Joker was one of the most anticipated movies of the year. The Joker is arguably DC’s most beloved character, let alone being their most beloved villain! There was no way I wasn’t going to be sharing my thoughts on this film and writing a review! Here’s my Joker movie review:
Dark, unsettling, and gritty, this is exactly the backstory you would expect one of pop-culture’s most infamous villains to have.
Violence, mental health, and abuse feature in this film and review, this is your warning to click away now if that content triggers you.
Joker is set in 1981 and follows the disenfranchised failed comedian, Arthur Fleck, as he struggles to survive in an impoverished unruly Gotham. Suffering from mental illness, Arthur relies on social services for therapy and medication, and has a condition that causes him to laugh uncontrollably against his will. The more abuse and betrayal life throws at Arthur, the more Joker comes out
We’ve never seen a real origin story for Joker before, in fact, Joker’s name isn’t even Arthur in the comics, shows, and other adaptions – he doesn’t have one. However, this isn’t based heavily on the comics, except for minimal inspiration from The Killing Joke comic. The style of this film was completely different to how “superhero” movies tend to go.
It was very artsy. Often with “superhero” movies, you can just turn your brain off for the whole thing and just watch the story unfold, but you can’t do that with Joker. Joker blurs the lines between reality and hallucination, and it’s up to the viewers to decipher what’s real and what’s not.
This is definitely one of the darkest movies I’ve ever seen, and there was plenty of times that it was difficult to watch, but I wouldn’t have expected anything different. Of course a villain like Joker was going to have a tragic backstory, something had to drive him to being the way he is.
Some people were concerned that Joker would encourage incels but I don’t see that. Arthur is delusional, creepy, and self-entitled, but he doesn’t have a vendetta against women or feel like it’s women and women alone who owe him anything.

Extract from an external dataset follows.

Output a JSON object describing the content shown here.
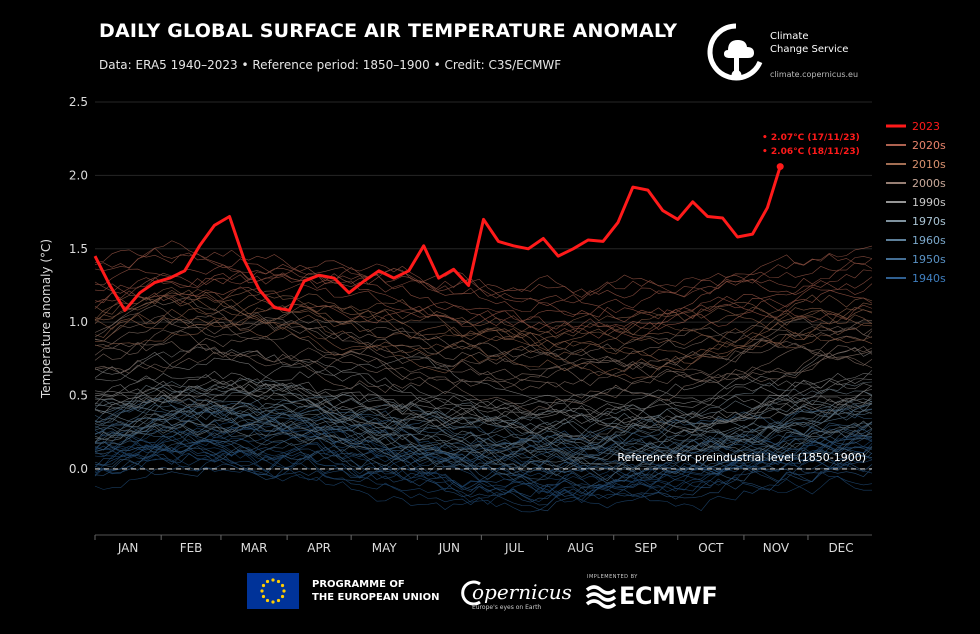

His treatment of Sophie wasn’t right, but it’s clear that his behaviour doesn’t pay off – no one is going to watch Joker and think that following women actually gets them the girl. It’s society as a whole he has an issue with, specifically those who cross him and keep him down.
What I’d be more worried about is that what some people might take away from this film is that mentally ill people are a danger to society. The overwhelming majority of people with mental illness, which is literally 20-25% of people, have never been a danger to society. Mentally ill people are actually more in danger than people who don’t suffer from mental illness. Often the only person some mentally ill people are a danger to is themselves.
There’s also been rumours circulating that Jared Leto was not happy about the film and wanted to stop it. In 2017 he said playing Joker was like “holding the baton” briefly and passing it on. I don’t know what’s true or not, but it seems like he won’t be getting the promised spin-off film with Harley Quinn. After all, Birds of Prey seems to be Harley’s post-break-up girl power moment. Joker is not in the same DCU that Suicide Squad is set in. It’s also unlikely, unless we’re being played, to be the same as Robert Pattinson’s Batman too.
I’ve shared my thoughts on remakes before, but this isn’t a remake. All recent Jokers have been so different, not only character wise, but story wise; The Dark Knight and Suicide Squad could not be more different. Joker is completely unprecedented, it’s a whole new tale, except the main character is someone we’re already familiar with.
My final thoughts
There were times I felt for Arthur, especially at the very start when he seemed content being a clown. If he didn’t lose his support system, and wasn’t treated so bad, he never would have became Joker. At no point did they dehumanise him, there’s something in Arthur a lot of people can relate to, on a less extreme scale, and that makes people uncomfortable when the bad guys are people.
Everyone took something different away from this movie. For me, Joker was a cautionary tale about why we cannot continue to fail people who are mentally ill, disabled, or just frankly need support. Everyone who’s been through the system knows that Arthur losing his therapy and access to medication due to funding cuts, is very real and common. If the services were appropriate, effective, and available for people before the reached crisis points, I guarantee you we would have less suicide, and addiction in society.
Joaquin Phoenix gave an outstanding performance, so much so, that it felt like he wasn’t acting at all. Although his Joker is a lot different from Heath Ledger’s, it definitely lives up to the standard that was set.
Everything about this movie was of the highest quality: the actors performances, the set, the cinematography, the score, even the colours. It’s a masterpiece.